Von Pol
Anders als es in Deutschland üblich ist, wird der Advent in Polen als eine ruhige und nachdenkliche Zeit der Vorbereitung und Erwartung angesehen. Es wird nicht geheiratet und getanzt, wenig gefeiert, die Discos stehen leer. Als ich meiner Freundin berichtete, dass ich am 7. Dezember auf einem Weihnachtsball war, war sie empört.
Die polnische Tradition
Die Tradition der fröhlichen Treffen auf dem Weihnachtsmarkt oder sonntags zum Adventskaffee ist nahezu unbekannt, geschweige denn der Brauch, sich „einen schönen und besinnlichen 1.- 4. Advent“ wünschen.
Die Kirche animiert die Gläubigen, während der vier Wochen auf etwas zu verzichten, zum Beispiel auf Süßigkeiten oder Alkohol (was hier in Deutschland mit Plätzchen und Glühwein sicherlich schwer zu vereinbaren wäre).
Es wird ebenfalls empfohlen, mit Weihnachtsdekorationen bis zum Heiligabend zu warten (nur der Adventskranz ist eine Ausnahme). Das gleiche gilt auch für Weihnachtslieder.
Die katholischen Kinder besuchen fünfmal in der Woche eine spezielle Messe, roraty genannt; entweder frühmorgens oder abends. Als ich noch klein war, nahm ich eine selbst gebastelte Laterne mit. Der Beginn der Messe fand immer in der Dunkelheit statt, nur die Lichter der Laternen waren zu sehen.
Meine Gemeinde
In meiner Gemeinde war es Brauch, dass man vor dem Gottesdienst eine selbst gebastelte Karte in ein Körbchen warf, auf der stand, welche guten Taten man am Tag zuvor vollbracht hatte. Nach der Messe wurde eine Karte gezogen, und der glückliche Gewinner durfte einen Tag lang eine kleine Christkindfigur mit nach Hause nehmen. Später, als ich schon erwachsen war, wurden die Preise auch interessanter (Bücher, Stifte), um die Kinder weiterhin zu motivieren.

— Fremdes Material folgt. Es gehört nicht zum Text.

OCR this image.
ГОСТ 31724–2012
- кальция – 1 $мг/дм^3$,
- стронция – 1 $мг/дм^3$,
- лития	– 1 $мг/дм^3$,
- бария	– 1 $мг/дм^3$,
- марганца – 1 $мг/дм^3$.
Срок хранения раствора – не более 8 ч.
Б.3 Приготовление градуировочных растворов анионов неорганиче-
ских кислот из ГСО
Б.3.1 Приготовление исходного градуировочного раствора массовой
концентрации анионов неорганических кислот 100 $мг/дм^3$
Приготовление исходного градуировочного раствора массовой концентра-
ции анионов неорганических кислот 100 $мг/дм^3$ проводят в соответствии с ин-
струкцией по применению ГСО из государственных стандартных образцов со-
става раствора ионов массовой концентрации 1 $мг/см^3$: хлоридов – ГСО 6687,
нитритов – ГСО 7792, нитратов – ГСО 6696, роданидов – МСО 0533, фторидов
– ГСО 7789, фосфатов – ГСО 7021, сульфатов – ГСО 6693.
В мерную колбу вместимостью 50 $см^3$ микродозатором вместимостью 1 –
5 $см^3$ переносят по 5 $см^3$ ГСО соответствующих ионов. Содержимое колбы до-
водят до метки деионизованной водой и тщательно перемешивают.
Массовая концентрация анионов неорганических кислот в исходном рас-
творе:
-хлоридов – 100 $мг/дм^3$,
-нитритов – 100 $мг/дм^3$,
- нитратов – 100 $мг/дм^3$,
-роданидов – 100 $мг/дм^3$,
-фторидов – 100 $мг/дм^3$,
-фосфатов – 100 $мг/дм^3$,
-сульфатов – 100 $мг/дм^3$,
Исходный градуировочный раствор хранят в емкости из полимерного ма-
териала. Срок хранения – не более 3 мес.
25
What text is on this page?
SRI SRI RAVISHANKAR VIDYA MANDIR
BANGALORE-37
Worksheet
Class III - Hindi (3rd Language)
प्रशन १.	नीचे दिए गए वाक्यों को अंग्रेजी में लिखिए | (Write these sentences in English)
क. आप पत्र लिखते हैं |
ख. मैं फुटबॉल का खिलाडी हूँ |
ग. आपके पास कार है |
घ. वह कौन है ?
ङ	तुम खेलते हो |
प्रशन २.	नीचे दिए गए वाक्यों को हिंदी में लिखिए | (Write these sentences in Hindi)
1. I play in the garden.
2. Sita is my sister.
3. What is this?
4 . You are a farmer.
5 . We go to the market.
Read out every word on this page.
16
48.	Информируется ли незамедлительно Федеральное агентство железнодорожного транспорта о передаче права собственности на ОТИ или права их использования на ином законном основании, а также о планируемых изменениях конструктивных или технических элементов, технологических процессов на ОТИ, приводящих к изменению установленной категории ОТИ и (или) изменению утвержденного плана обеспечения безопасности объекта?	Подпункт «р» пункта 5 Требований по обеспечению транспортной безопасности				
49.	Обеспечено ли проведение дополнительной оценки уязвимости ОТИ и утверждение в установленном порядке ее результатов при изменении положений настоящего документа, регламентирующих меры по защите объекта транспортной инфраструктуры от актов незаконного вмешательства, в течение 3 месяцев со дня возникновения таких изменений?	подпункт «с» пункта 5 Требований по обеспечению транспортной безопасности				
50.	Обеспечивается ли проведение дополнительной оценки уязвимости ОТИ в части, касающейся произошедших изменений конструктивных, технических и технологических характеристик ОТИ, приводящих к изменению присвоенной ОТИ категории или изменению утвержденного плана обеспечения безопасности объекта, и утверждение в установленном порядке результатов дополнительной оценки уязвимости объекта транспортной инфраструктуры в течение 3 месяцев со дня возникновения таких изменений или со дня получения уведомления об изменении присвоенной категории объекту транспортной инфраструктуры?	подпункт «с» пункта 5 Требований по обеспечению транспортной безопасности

In vielen Kirchen werden die Kärtchen, die die guten Taten festhielten als Christbaumschmuck verwendet. Jedes Kind musste sich noch zusätzlich nach der Messe ein kleines Bildchen abholen. Es wurde beim Ausgang von den Ministranten ausgegeben. Die Bildchen mussten ordentlich in das Religionsheft eingeklebt und angemalt werden. Die Sammlung wurde entweder in der Schule oder vom Pfarrer, beim üblichen Hausbesuch, persönlich kontrolliert. Und wehe, die Sammlung war nicht komplett!
Rotary heute
Heutzutage gibt es schon bunte Tafeln, auf die die Bildchen aufgeklebt werden können. Jedes Jahr steht roraty unter einem anderen Motto. Hier die Bibel. Dazu gibt es noch weitere Adventsmaterialien zu kaufen: Predigttexte für Priester, Kirchendekoration, CDs mit Liedern und vieles mehr.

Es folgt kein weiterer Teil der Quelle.